Training machine learning models is one of the most challenging and computationally expensive aspects of data science solutions in the real world. For decades, the artificial intelligence(AI) community has developed hundreds of techniques to improve the training of machine learning models under the single axiomatic assumption that training should cover the entire model. Recently, AI researchers from the Massachusetts Institute of Technology(MIT) published a paper that challenges that assumption and proposes a smarter and simpler way to train neural networks by focusing on subsets of the model. Within the AI community, the MIT thesis has come to be known by the catchy name of the Lottery Ticket Hypothesis.
The process of training machine learning models is one of the areas in which data scientists often face the compromise between theory and the constraints of real world solutions. More often than not, a neural network architecture that seems ideal for a specific problem can’t be fully implemented because the cost of training would be prohibited. Typically, the initial training of a neural networks requires large datasets and days of expensive computation usage. The result are very large neural network structures with connections between neuros and hidden layers. This structure often needs to be subjected to optimization techniques to remove some of the connections and adjust the size of the model.
One question that bothered AI researchers for decades is whether we actually need those large neural network structures to begin with. Obviously, if we connect almost every neuron in an architecture, we are likely to achieve a model that can perform the initial task but the cost might be prohibited. Couldn’t we start with smaller, leaner neural network architectures to begin with?

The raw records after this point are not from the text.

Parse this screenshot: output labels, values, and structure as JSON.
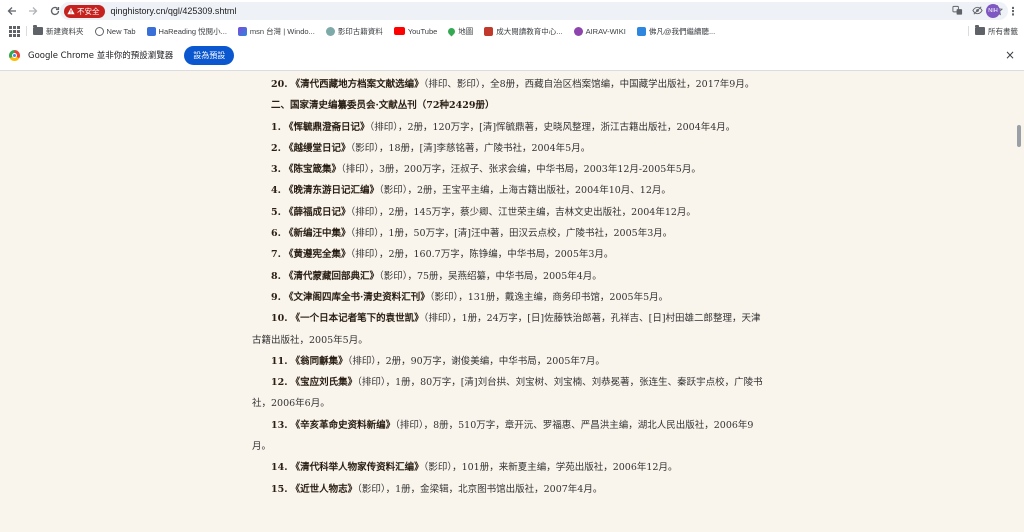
{
  "browser": {
    "insecure_label": "不安全",
    "url": "qinghistory.cn/qgl/425309.shtml",
    "profile_initials": "NIH"
  },
  "bookmarks": {
    "items": [
      {
        "label": "新建資料夾",
        "icon": "folder-icon",
        "color": "#5f6368"
      },
      {
        "label": "New Tab",
        "icon": "globe-icon",
        "color": "#5f6368"
      },
      {
        "label": "HaReading 悅閱小...",
        "icon": "hareading-icon",
        "color": "#3b6fd8"
      },
      {
        "label": "msn 台灣 | Windo...",
        "icon": "msn-icon",
        "color": "#7b4ad8"
      },
      {
        "label": "影印古籍資料",
        "icon": "globe-icon",
        "color": "#7da9a8"
      },
      {
        "label": "YouTube",
        "icon": "youtube-icon",
        "color": "#ff0000"
      },
      {
        "label": "地圖",
        "icon": "maps-icon",
        "color": "#34a853"
      },
      {
        "label": "成大閱讀教育中心...",
        "icon": "ncku-icon",
        "color": "#c0392b"
      },
      {
        "label": "AIRAV-WIKI",
        "icon": "airav-icon",
        "color": "#8e44ad"
      },
      {
        "label": "佛凡@我們繼續聽...",
        "icon": "bookmark-icon",
        "color": "#2e86de"
      }
    ],
    "all_bookmarks_label": "所有書籤"
  },
  "infobar": {
    "message": "Google Chrome 並非你的預設瀏覽器",
    "button_label": "設為預設"
  },
  "article": {
    "paragraphs": [
      {
        "num": "20.",
        "title": "《清代西藏地方档案文献选编》",
        "rest": "（排印、影印），全8册，西藏自治区档案馆编，中国藏学出版社，2017年9月。"
      },
      {
        "heading": "二、国家清史编纂委员会·文献丛刊（72种2429册）"
      },
      {
        "num": "1.",
        "title": "《恽毓鼎澄斋日记》",
        "rest": "（排印），2册，120万字，[清]恽毓鼎著，史晓风整理，浙江古籍出版社，2004年4月。"
      },
      {
        "num": "2.",
        "title": "《越缦堂日记》",
        "rest": "（影印），18册，[清]李慈铭著，广陵书社，2004年5月。"
      },
      {
        "num": "3.",
        "title": "《陈宝箴集》",
        "rest": "（排印），3册，200万字，汪叔子、张求会编，中华书局，2003年12月-2005年5月。"
      },
      {
        "num": "4.",
        "title": "《晚清东游日记汇编》",
        "rest": "（影印），2册，王宝平主编，上海古籍出版社，2004年10月、12月。"
      },
      {
        "num": "5.",
        "title": "《薛福成日记》",
        "rest": "（排印），2册，145万字，蔡少卿、江世荣主编，吉林文史出版社，2004年12月。"
      },
      {
        "num": "6.",
        "title": "《新编汪中集》",
        "rest": "（排印），1册，50万字，[清]汪中著，田汉云点校，广陵书社，2005年3月。"
      },
      {
        "num": "7.",
        "title": "《黄遵宪全集》",
        "rest": "（排印），2册，160.7万字，陈铮编，中华书局，2005年3月。"
      },
      {
        "num": "8.",
        "title": "《清代蒙藏回部典汇》",
        "rest": "（影印），75册，吴燕绍纂，中华书局，2005年4月。"
      },
      {
        "num": "9.",
        "title": "《文津阁四库全书·清史资料汇刊》",
        "rest": "（影印），131册，戴逸主编，商务印书馆，2005年5月。"
      },
      {
        "num": "10.",
        "title": "《一个日本记者笔下的袁世凯》",
        "rest": "（排印），1册，24万字，[日]佐藤铁治郎著，孔祥吉、[日]村田雄二郎整理，天津古籍出版社，2005年5月。"
      },
      {
        "num": "11.",
        "title": "《翁同龢集》",
        "rest": "（排印），2册，90万字，谢俊美编，中华书局，2005年7月。"
      },
      {
        "num": "12.",
        "title": "《宝应刘氏集》",
        "rest": "（排印），1册，80万字，[清]刘台拱、刘宝树、刘宝楠、刘恭冕著，张连生、秦跃宇点校，广陵书社，2006年6月。"
      },
      {
        "num": "13.",
        "title": "《辛亥革命史资料新编》",
        "rest": "（排印），8册，510万字，章开沅、罗福惠、严昌洪主编，湖北人民出版社，2006年9月。"
      },
      {
        "num": "14.",
        "title": "《清代科举人物家传资料汇编》",
        "rest": "（影印），101册，来新夏主编，学苑出版社，2006年12月。"
      },
      {
        "num": "15.",
        "title": "《近世人物志》",
        "rest": "（影印），1册，金梁辑，北京图书馆出版社，2007年4月。"
      }
    ]
  }
}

This is the essence of the Lottery Ticket Hypothesis.
The Lottery Ticket Hypothesis
Using an analogy from the gambling world, the training of machine learning models is often compared to winning the lottery by buying every possible ticket. But if we know how winning the lottery looks like, couldn’t we be smarter about selecting the tickets?

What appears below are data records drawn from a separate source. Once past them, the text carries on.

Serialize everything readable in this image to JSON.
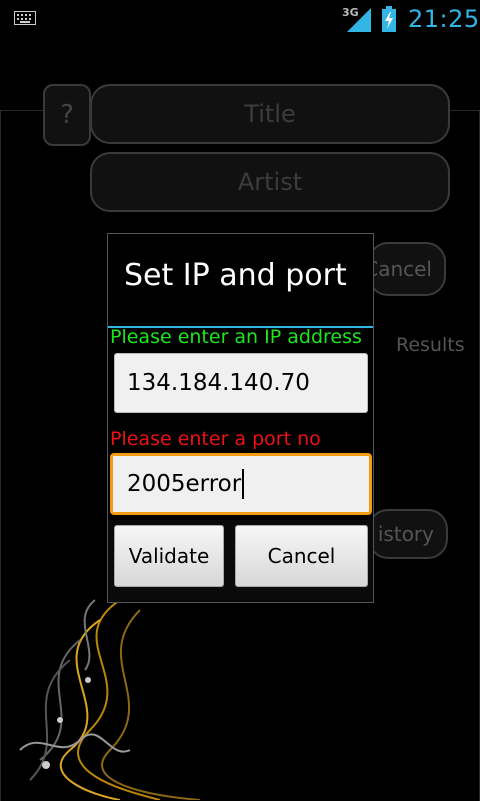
{
  "status_bar": {
    "network": "3G",
    "time": "21:25"
  },
  "background": {
    "help_label": "?",
    "title_placeholder": "Title",
    "artist_placeholder": "Artist",
    "cancel_label": "Cancel",
    "results_label": "Results",
    "history_label": "istory"
  },
  "dialog": {
    "title": "Set IP and port",
    "ip_label": "Please enter an IP address",
    "ip_value": "134.184.140.70",
    "port_label": "Please enter a port no",
    "port_value": "2005error",
    "validate_label": "Validate",
    "cancel_label": "Cancel"
  },
  "colors": {
    "accent": "#33b5e5",
    "ip_label": "#1ee61e",
    "port_label": "#e11111",
    "focus": "#f39c12"
  }
}
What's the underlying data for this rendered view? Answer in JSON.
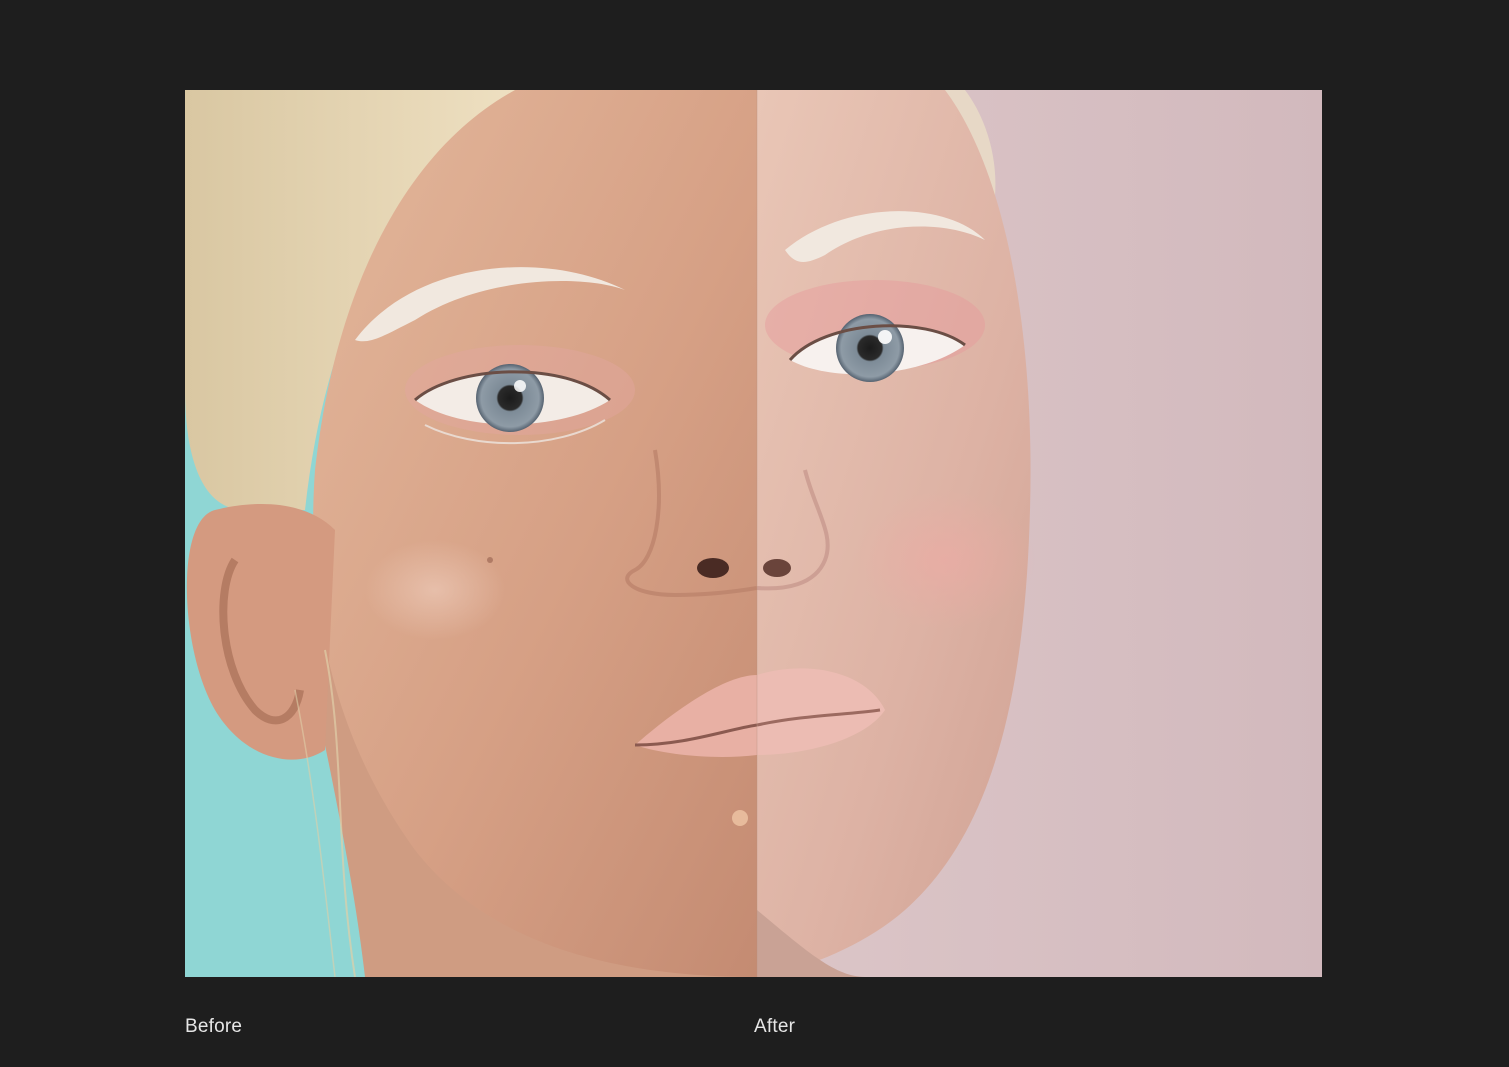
{
  "comparison": {
    "before_label": "Before",
    "after_label": "After"
  },
  "colors": {
    "page_background": "#1e1e1e",
    "before_background": "#8fd6d4",
    "after_background": "#d8c1c4",
    "skin_before": "#d9a48a",
    "skin_after": "#e2b8aa",
    "hair": "#e8d7b4",
    "brow": "#f1e8df",
    "iris": "#7d8b97",
    "lips": "#e6aaa0",
    "caption_text": "#e6e6e6"
  }
}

In machine learning models, training processes produced large neural network structures that are the equivalent to a big bag of lottery tickets. After the initial training, models need to undergo optimization techniques such as pruning that remove unnecessary weights within the network in order reduce the size of the model without sacrificing performance. This is the equivalent of searching for the winning tickets in the bag and getting rid of the rest. Very often, pruning techniques end up producing neural network structures that are 90% smaller than the original. The obvious question the is: if a network can be reduced in size, why do we not train this smaller architecture instead in the interest of making training more efficient as well? Paradoxically, practical experiences in machine learning solutions show that the architectures uncovered by pruning are harder to train from the start, reaching lower accuracy than the original networks. So you can buy a big bag of tickets and work your way to the winning numbers but the opposite process is too hard. Or so we thought 😉
The main idea behind MIT’s Lottery Ticket Hypothesis is that, consistently, a large neural network will contain a smaller subnetwork that, if trained from the start, will achieve a similar accuracy than the larger structure. Specifically, the research paper outlines the hypothesis as following:
· The Lottery Ticket Hypothesis: A randomly-initialized, dense neural network contains a subnetwork that is initialized such that — when trained in isolation — it can match the test accuracy of the original network after training for at most the same number of iterations.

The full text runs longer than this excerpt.